Artificial Neural Networks for Early Prediction of Mortality in Patients with Non Variceal Upper GI Bleeding (UGIB)

Biomed Inform Insights. 2008 Jun 24:1:7-19. doi: 10.4137/bii.s814. eCollection 2008.

Abstract

Background: Mortality for non variceal upper gastrointestinal bleeding (UGIB) is clinically relevant in the first 12-24 hours of the onset of haemorrhage and therefore identification of clinical factors predictive of the risk of death before endoscopic examination may allow for early corrective therapeutic intervention.

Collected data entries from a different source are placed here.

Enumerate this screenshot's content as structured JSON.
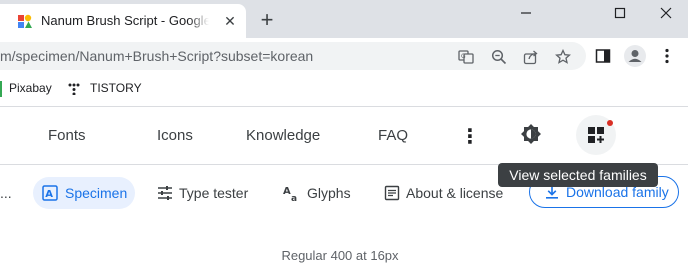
{
  "browser": {
    "tab": {
      "title": "Nanum Brush Script - Google Fonts",
      "close_glyph": "✕"
    },
    "new_tab_glyph": "+",
    "window_controls": [
      "minimize-icon",
      "maximize-icon",
      "close-icon"
    ],
    "address": {
      "url": "m/specimen/Nanum+Brush+Script?subset=korean"
    },
    "toolbar_icons": [
      "translate-icon",
      "zoom-icon",
      "share-icon",
      "star-icon",
      "sidebar-icon",
      "profile-icon",
      "menu-icon"
    ],
    "bookmarks": [
      {
        "label": "Pixabay"
      },
      {
        "label": "TISTORY"
      }
    ]
  },
  "site": {
    "nav": [
      "Fonts",
      "Icons",
      "Knowledge",
      "FAQ"
    ],
    "more_glyph": "⋮",
    "selected_families_tooltip": "View selected families",
    "accent_color": "#1a73e8"
  },
  "subnav": {
    "ellipsis": "...",
    "tabs": [
      {
        "label": "Specimen",
        "icon": "specimen-icon",
        "active": true
      },
      {
        "label": "Type tester",
        "icon": "sliders-icon",
        "active": false
      },
      {
        "label": "Glyphs",
        "icon": "glyphs-icon",
        "active": false
      },
      {
        "label": "About & license",
        "icon": "article-icon",
        "active": false
      }
    ],
    "download_label": "Download family"
  },
  "specimen": {
    "caption": "Regular 400 at 16px"
  }
}
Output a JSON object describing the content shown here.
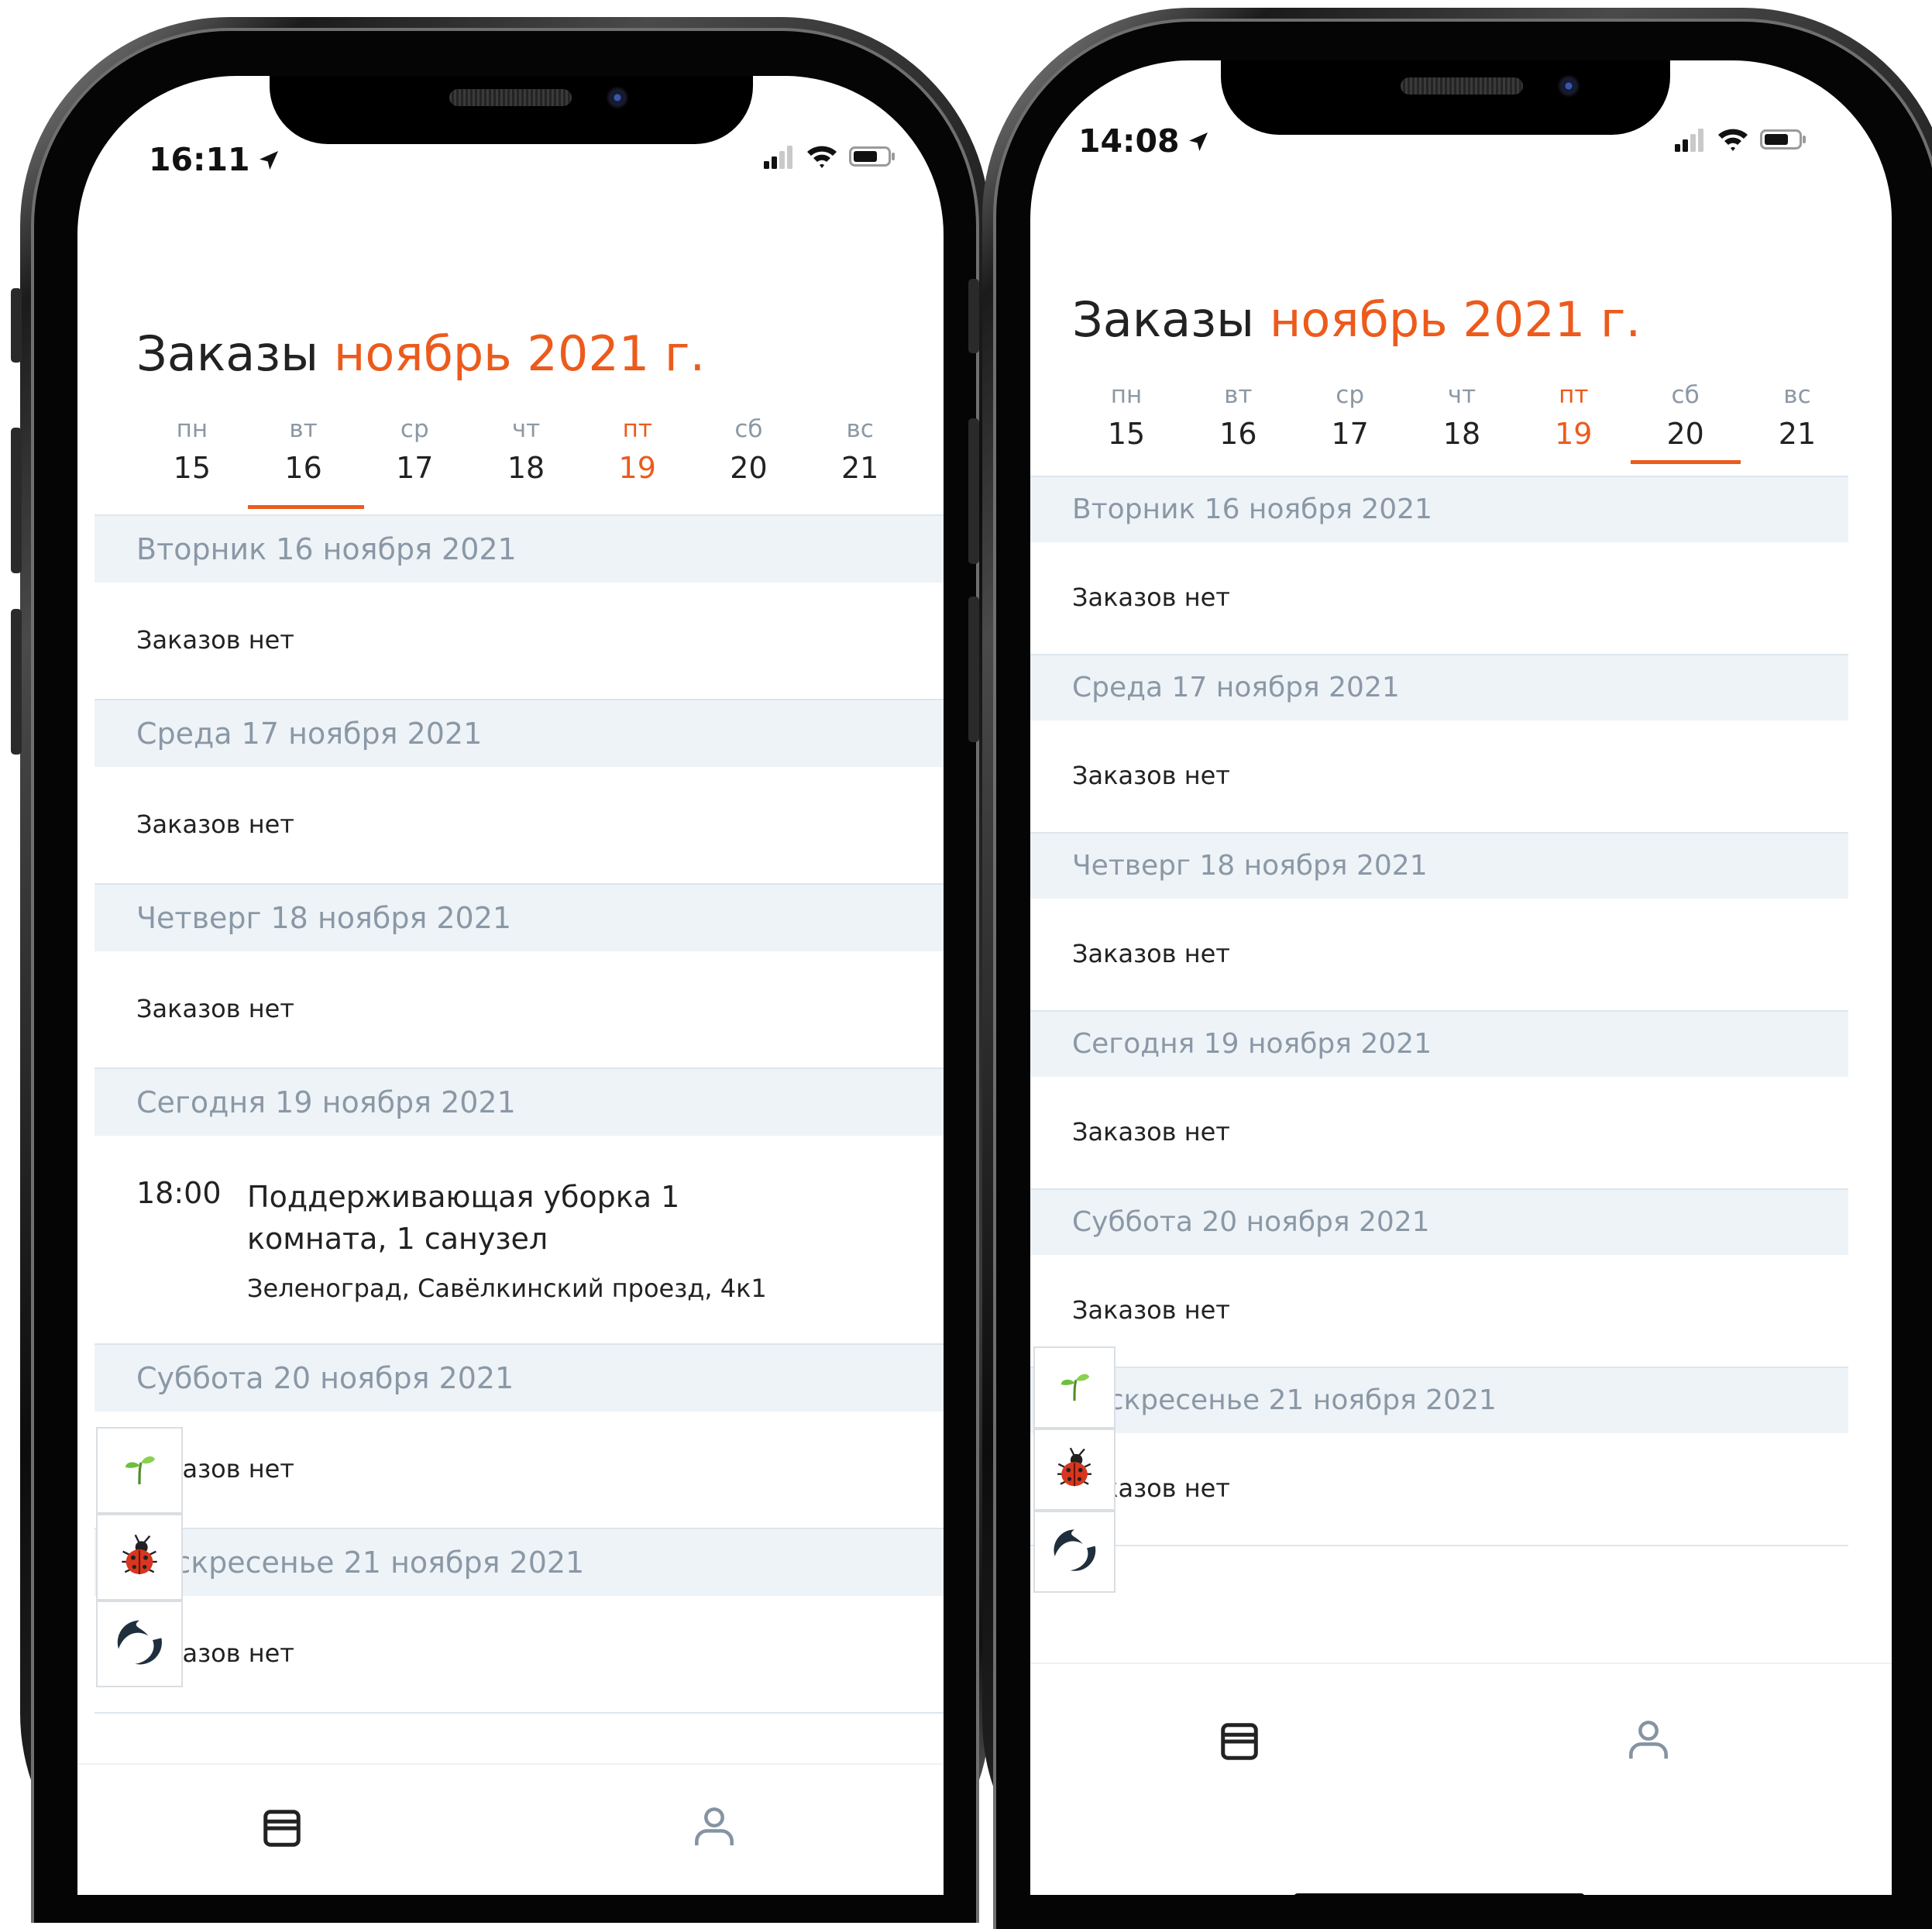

Aim: 1) Identify simple and early clinical variables predictive of the risk of death in patients with non variceal UGIB; 2) assess previsional gain of a predictive model developed with conventional statistics vs. that developed with artificial neural networks (ANNs).

Methods and results: Analysis was performed on 807 patients with nonvariceal UGIB (527 males, 280 females), as a part of a multicentre Italian study. The mortality was considered "bleeding-related" if occurred within 30 days from the index bleeding episode. A total of 50 independent variables were analysed, 49 of which clinico-anamnestic, all collected prior to endoscopic examination plus the haemoglobin value measured on admission in the emergency department. Death occurred in 42 (5.2%). Conventional statistical techniques (linear discriminant analysis) were compared with ANNs (Twist® system-Semeion) adopting the same result validation protocol with random allocation of the sample in training and testing subsets and subsequent cross-over. ANNs resulted to be significantly more accurate than LDA with an overall accuracy rate near to 90%.

Conclusion: Artificial neural networks technology is highly promising in the development of accurate diagnostic tools designed to recognize patients at high risk of death for UGIB.

Keywords: 30-day mortality; artificial neural networks; clinical outcomes; endoscopic therapy; non variceal bleeding; prognostic factors; upper gastrointestinal haemorrhage.